Wednesday, September 10, 2008

Perils of a networked world!!

This story from Slashdot sounds right out of a B grade sci-fi movie, with bots and crawlers wreaking havoc, where a highly interconnected system has gone awry due to a minor glitch. 

WSJ reports (http://online.wsj.com/article_print/SB122100794359017593.html ) that Google News crawled a 2002 article when United Airlines was on the brink of bankruptcy.  Google News ran the story as today's news, automatically. The story was then picked up by other news aggregators and eventually headlined as a news flash on Bloomberg. This triggered automated trading programs to dump UAL, and the stocked tanked from $12 to $3 wiping out $1.14 billion  from the market cap. The stock recovered within the day to $10 and is now trading at $9.62, a market cap of $300M less than before Google ran the story. 

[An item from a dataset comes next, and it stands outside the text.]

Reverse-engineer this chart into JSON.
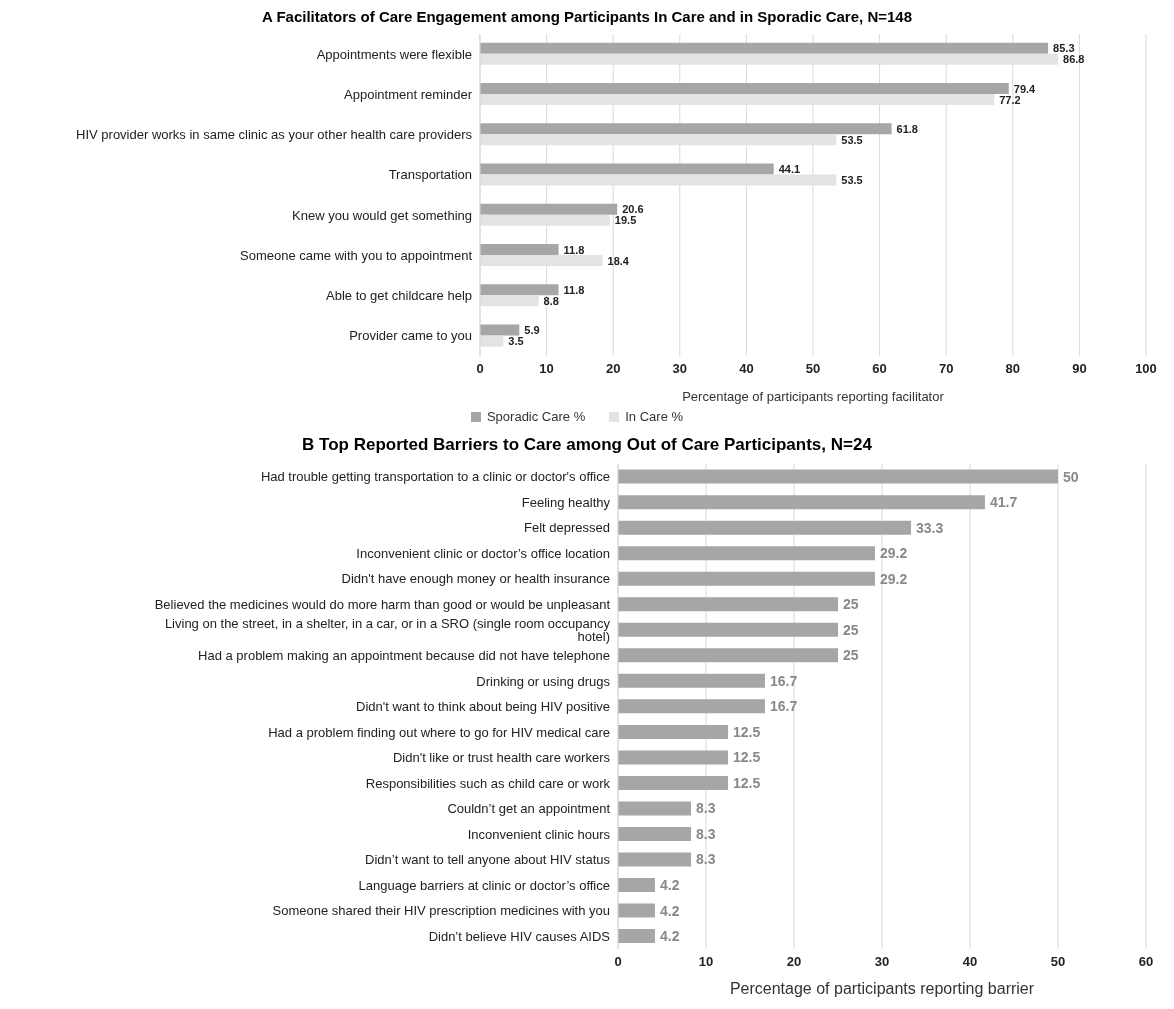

Is anyone liable here ?  Tribune for omitting the correct dateline, Google for not writing software that erred on the  side of caution in the case of a missing date, Bloomberg and other syndicators for not vetting their sources, or traders who haven't put "circuit breakers" in place for preventing such a mishap.   Clearly automated trading programs will see some specific requirements imposed, by reguatory bodies, for having some "manual" mechanisms in place for such freak events. 

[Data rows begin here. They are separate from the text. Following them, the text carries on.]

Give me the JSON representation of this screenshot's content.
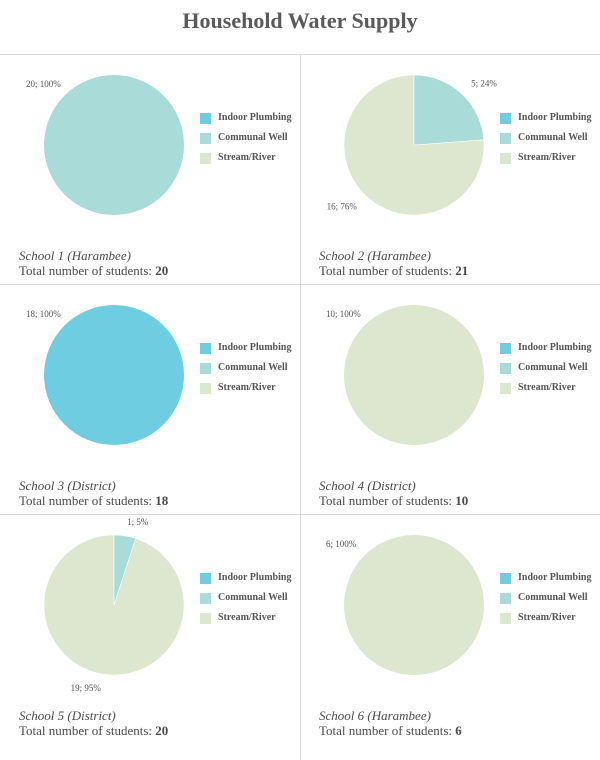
{
  "title": "Household Water Supply",
  "legend": {
    "items": [
      {
        "label": "Indoor Plumbing",
        "color": "#6ecde1"
      },
      {
        "label": "Communal Well",
        "color": "#a9dcd8"
      },
      {
        "label": "Stream/River",
        "color": "#dde6cf"
      }
    ]
  },
  "total_prefix": "Total number of students: ",
  "chart_data": [
    {
      "type": "pie",
      "name": "School 1 (Harambee)",
      "total": "20",
      "categories": [
        "Indoor Plumbing",
        "Communal Well",
        "Stream/River"
      ],
      "values": [
        0,
        20,
        0
      ],
      "data_labels": [
        "",
        "20; 100%",
        ""
      ]
    },
    {
      "type": "pie",
      "name": "School 2 (Harambee)",
      "total": "21",
      "categories": [
        "Indoor Plumbing",
        "Communal Well",
        "Stream/River"
      ],
      "values": [
        0,
        5,
        16
      ],
      "data_labels": [
        "",
        "5; 24%",
        "16; 76%"
      ]
    },
    {
      "type": "pie",
      "name": "School 3 (District)",
      "total": "18",
      "categories": [
        "Indoor Plumbing",
        "Communal Well",
        "Stream/River"
      ],
      "values": [
        18,
        0,
        0
      ],
      "data_labels": [
        "18; 100%",
        "",
        ""
      ]
    },
    {
      "type": "pie",
      "name": "School 4 (District)",
      "total": "10",
      "categories": [
        "Indoor Plumbing",
        "Communal Well",
        "Stream/River"
      ],
      "values": [
        0,
        0,
        10
      ],
      "data_labels": [
        "",
        "",
        "10; 100%"
      ]
    },
    {
      "type": "pie",
      "name": "School 5 (District)",
      "total": "20",
      "categories": [
        "Indoor Plumbing",
        "Communal Well",
        "Stream/River"
      ],
      "values": [
        0,
        1,
        19
      ],
      "data_labels": [
        "",
        "1; 5%",
        "19; 95%"
      ]
    },
    {
      "type": "pie",
      "name": "School 6 (Harambee)",
      "total": "6",
      "categories": [
        "Indoor Plumbing",
        "Communal Well",
        "Stream/River"
      ],
      "values": [
        0,
        0,
        6
      ],
      "data_labels": [
        "",
        "",
        "6; 100%"
      ]
    }
  ]
}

The investors are reeling under the shock, including retail investors. For a flavor of what the retail investors are talking check out

Vijay


1 comment:

Vijay said...

For an update on this story follow the forbes investigation on this link http://www.forbes.com/2008/09/08/ual-tribune-bankruptcy-biz-media-cz_ja_0908ualstory2.html

But in a nutshell this looks like a human oversight as well with a reporter from a florida based investor information service assuming that the news was latest purely because of its co-location with other current stories. This has the potential of creating a big challenge for the credibility of news aggregators with hackers/crackers on the prowl.